Circling the food hall, I saw the mutton arriving. From a rolling cart a man unloaded skinned sheep carcasses on to a big scale to set their price for the butchers waiting to buy them. And down a ramp in a cool underground passage were rows of butcher shops cutting up those animals. Elsewhere a pair of horseheads, teeth bared, eyes glaring, caught my attention as they lay on a cart to be brought through the market.

Back outside, I found myself meandering through housewares, hardware, office supplies, and kitchen utensils. In the bicycle parts alley they not only sold tires and inner tubes, but rings of ball bearings, cables, and other internal bits of the bike. From a dish vendor I bought a big yellow cup for five hundred tugruks – about forty five cents. I played with a tightly coiled spring at a hardware stall, but the vendor glared me so I put it down and moved on.

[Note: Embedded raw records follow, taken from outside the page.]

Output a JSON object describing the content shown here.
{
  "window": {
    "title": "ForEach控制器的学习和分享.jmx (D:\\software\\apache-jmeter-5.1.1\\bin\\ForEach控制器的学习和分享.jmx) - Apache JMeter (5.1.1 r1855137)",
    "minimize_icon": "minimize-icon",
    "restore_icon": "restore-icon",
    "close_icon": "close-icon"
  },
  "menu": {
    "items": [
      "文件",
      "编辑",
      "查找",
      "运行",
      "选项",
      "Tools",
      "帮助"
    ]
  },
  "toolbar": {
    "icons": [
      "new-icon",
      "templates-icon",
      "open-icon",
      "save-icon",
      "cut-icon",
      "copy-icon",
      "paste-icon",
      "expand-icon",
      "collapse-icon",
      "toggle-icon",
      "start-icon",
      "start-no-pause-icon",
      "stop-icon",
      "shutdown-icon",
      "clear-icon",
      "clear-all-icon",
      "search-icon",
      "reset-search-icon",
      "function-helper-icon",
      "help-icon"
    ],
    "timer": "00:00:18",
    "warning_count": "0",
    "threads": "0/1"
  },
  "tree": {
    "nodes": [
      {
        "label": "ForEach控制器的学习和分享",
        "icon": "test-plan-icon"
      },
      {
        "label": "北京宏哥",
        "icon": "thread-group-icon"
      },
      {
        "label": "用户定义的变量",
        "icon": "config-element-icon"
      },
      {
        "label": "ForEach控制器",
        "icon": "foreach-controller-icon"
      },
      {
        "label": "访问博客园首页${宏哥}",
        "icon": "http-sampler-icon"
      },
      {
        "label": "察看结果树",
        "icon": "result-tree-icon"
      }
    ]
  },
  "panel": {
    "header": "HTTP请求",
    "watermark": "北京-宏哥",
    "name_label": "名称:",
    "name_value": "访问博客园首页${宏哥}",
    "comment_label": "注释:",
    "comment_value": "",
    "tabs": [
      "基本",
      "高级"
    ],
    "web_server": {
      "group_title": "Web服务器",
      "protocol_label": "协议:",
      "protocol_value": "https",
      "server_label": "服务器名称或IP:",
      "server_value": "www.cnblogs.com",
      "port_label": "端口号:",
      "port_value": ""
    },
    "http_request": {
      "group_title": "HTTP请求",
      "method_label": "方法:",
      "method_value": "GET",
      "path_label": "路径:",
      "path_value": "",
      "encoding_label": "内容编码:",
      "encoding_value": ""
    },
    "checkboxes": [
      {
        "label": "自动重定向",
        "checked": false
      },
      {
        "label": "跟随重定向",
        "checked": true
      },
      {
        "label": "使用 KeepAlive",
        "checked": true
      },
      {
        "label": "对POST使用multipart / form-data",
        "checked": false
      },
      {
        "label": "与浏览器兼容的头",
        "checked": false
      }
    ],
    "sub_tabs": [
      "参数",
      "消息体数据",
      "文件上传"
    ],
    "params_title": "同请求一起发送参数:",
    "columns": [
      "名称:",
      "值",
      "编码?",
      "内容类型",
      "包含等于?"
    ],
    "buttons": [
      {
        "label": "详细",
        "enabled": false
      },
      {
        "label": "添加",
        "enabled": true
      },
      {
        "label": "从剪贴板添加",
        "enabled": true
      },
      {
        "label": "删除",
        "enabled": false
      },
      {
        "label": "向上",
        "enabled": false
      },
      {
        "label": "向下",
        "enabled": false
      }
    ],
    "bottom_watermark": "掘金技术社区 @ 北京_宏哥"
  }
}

At a stationery stall I bought a shiney red fountain pen with a very fine nib for a thousand tugruks, even thought he salesman didn’t have ink to try it with. (It turned out to be very nice indeed!) I wondered at stall after stall selling huge roles of wide webbing tape, till I realized that this was used to hold the


fabric onto the gers being sold in the next aisle. On a more modest – and more modern – scale, another vendor sat between two rows of brightly colored camping tents, which urban Mongolians sleep in when traveling on their summer holidays. Not as exotic as a ger, towed on a cart by a yak, but easier to pack into the family jeep, and much quicker to put up and take down.

On my way back to the hotel, the park was much busier than it had been in the cool of the morning. The ferris wheel was rotating slowly, its brightly painted seats filled with mothers and children. A paddle boat and an inflatable rowboat circled the shallow pond. And with a holler that suddenly caught my attention, a group of Mongolian teenagers pulled each other into the water, amid splashing and laughter.